Did Jazlin have to argue with everything she said? “Sure, there’s probably all sorts of rumors. But it’s not like anybody important enough to make things happen has heard of you.”
Jazlin drew her hand across the matted grass at the edge of the poncho. “You borrow my name to disquiet your mother-sibling.”
Mareya made a rude noise. “What do you care? After what she did to Belhir?” She was sorry as soon as she said it.
Jazlin’s fingers dug into the soil, and her breathing slowed to that steady rhythm she used to control her greening. She took several breaths before answering in a low voice. “Your mother-sibling feared Belhir.”
Yeah, feared a kitten enough to poison her. Not that Dad or anyone else believed it, but Jazlin wouldn’t say she smelled poison in Belhir’s mouth if it weren’t true. “I don’t see how you can forgive her,” she said in disgust.
“No! I do not forgive.” Jazlin hugged her knees and shivered. “I understand.”

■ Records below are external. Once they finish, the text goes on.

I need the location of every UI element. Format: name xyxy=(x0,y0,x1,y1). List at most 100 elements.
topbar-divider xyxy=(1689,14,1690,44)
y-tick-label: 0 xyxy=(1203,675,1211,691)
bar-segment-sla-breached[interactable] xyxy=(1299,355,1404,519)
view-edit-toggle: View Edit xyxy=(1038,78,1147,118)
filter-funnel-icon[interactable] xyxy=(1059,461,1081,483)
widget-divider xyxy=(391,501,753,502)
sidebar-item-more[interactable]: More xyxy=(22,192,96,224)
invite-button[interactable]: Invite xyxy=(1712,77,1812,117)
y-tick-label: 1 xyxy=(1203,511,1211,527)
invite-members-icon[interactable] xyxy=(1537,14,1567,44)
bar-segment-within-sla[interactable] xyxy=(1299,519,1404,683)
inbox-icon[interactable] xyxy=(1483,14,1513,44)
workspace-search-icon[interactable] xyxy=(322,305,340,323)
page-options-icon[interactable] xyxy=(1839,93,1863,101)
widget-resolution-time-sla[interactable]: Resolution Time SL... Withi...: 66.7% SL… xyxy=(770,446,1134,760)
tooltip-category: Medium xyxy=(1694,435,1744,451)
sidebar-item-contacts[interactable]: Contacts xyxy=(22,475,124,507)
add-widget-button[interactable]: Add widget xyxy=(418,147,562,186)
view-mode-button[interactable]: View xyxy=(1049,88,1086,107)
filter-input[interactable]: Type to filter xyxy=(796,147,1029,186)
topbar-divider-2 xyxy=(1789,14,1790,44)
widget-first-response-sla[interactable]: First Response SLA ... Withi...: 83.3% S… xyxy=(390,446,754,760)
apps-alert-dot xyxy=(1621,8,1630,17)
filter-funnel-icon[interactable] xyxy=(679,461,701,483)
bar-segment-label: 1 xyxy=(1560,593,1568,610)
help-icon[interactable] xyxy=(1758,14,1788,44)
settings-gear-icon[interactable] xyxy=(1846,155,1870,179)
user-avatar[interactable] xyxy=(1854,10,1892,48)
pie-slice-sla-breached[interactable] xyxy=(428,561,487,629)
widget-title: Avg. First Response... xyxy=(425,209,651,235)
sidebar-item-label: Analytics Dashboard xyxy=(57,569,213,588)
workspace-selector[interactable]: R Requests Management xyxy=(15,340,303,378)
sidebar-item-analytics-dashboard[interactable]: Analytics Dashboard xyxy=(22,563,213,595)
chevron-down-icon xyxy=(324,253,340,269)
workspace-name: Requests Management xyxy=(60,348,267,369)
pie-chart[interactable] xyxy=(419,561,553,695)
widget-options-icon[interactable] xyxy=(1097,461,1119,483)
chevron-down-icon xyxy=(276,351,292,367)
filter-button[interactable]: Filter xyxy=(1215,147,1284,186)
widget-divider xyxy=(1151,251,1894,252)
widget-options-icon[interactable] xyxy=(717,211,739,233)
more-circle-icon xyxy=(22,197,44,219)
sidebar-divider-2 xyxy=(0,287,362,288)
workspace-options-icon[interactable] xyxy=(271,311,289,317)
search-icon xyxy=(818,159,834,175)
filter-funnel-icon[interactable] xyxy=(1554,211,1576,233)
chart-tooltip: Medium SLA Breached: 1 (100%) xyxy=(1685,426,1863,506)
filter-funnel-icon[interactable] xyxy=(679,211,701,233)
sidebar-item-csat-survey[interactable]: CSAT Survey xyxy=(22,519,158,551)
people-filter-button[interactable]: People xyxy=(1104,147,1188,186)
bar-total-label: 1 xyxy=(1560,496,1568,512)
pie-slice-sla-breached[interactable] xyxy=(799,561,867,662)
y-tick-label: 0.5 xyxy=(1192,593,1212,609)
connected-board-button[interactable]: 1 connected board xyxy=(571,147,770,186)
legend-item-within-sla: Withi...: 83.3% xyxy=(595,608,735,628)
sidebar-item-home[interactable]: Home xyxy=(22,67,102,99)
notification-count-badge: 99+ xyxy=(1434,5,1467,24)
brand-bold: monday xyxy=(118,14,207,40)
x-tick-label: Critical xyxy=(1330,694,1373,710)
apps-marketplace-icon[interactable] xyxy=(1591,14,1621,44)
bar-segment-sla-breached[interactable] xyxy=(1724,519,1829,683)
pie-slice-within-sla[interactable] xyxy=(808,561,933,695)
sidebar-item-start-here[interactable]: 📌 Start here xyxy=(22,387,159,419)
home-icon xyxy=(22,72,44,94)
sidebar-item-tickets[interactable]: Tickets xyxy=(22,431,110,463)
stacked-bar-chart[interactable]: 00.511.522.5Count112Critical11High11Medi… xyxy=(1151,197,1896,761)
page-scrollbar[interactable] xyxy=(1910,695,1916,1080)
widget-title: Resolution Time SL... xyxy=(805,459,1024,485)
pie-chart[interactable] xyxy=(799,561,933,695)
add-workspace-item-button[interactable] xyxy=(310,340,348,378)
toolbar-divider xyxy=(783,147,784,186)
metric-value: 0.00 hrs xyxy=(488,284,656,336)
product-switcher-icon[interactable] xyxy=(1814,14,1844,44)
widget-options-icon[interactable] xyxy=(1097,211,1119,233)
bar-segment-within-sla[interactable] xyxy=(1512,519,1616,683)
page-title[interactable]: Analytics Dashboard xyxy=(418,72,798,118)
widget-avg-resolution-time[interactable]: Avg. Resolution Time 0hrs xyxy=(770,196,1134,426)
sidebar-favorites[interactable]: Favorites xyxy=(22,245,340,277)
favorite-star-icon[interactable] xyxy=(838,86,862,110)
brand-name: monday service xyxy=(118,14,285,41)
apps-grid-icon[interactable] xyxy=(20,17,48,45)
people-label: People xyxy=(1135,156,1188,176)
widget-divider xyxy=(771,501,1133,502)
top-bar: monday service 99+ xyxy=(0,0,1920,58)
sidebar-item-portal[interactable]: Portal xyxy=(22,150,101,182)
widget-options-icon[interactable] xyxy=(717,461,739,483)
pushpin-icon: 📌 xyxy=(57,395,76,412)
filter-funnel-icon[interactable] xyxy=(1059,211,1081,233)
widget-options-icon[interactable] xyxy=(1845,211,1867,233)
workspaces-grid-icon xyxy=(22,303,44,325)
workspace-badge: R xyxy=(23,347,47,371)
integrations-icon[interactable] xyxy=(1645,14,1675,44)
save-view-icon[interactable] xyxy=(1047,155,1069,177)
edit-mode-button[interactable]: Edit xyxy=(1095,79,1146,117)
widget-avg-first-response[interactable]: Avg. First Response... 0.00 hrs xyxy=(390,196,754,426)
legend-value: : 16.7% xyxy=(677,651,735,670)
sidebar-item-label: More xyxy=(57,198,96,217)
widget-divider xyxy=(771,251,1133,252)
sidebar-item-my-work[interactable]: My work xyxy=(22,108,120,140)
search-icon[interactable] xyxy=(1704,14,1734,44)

“That makes one of us. Some things are just plain wrong.” She scrambled to her feet. “You sit here and feel sorry for her. I’m going for a walk.”
* * *
Mareya’s presence receded, though the turmoil she had brought with her remained. It laced through Jazlin’s neck and shoulders, and coiled around her spine.
Mareya did not intend to trouble her with hurtful memories, and Mareya could not know how she longed for her own come-of-age ritual. But Mareya willfully borrowed her name to tease Miz Bernice–her name, a gift from her mother-sibling the kenal Nuril, and all that was truly hers. And Mareya cared little for her distress.
No cold-eyed snub or chant of “Jaz-a-lin, slimy skin” could ever slice her heart as Mareya’s offhand dismissal did.
She clutched the wet earth. “Belhirtan Filuran Jonitir Lortenik Rekantir Venagtir Gatafrin Helnatir Tanfarin Zaluken,” she murmured, naming the kenlati. Slowly, in gentle pulses, the tension seeped from her neck and shoulders to her fingers, and was swallowed into the soil. “I thank you.”
The kenlatik’s broad branches swayed an acknowledgement.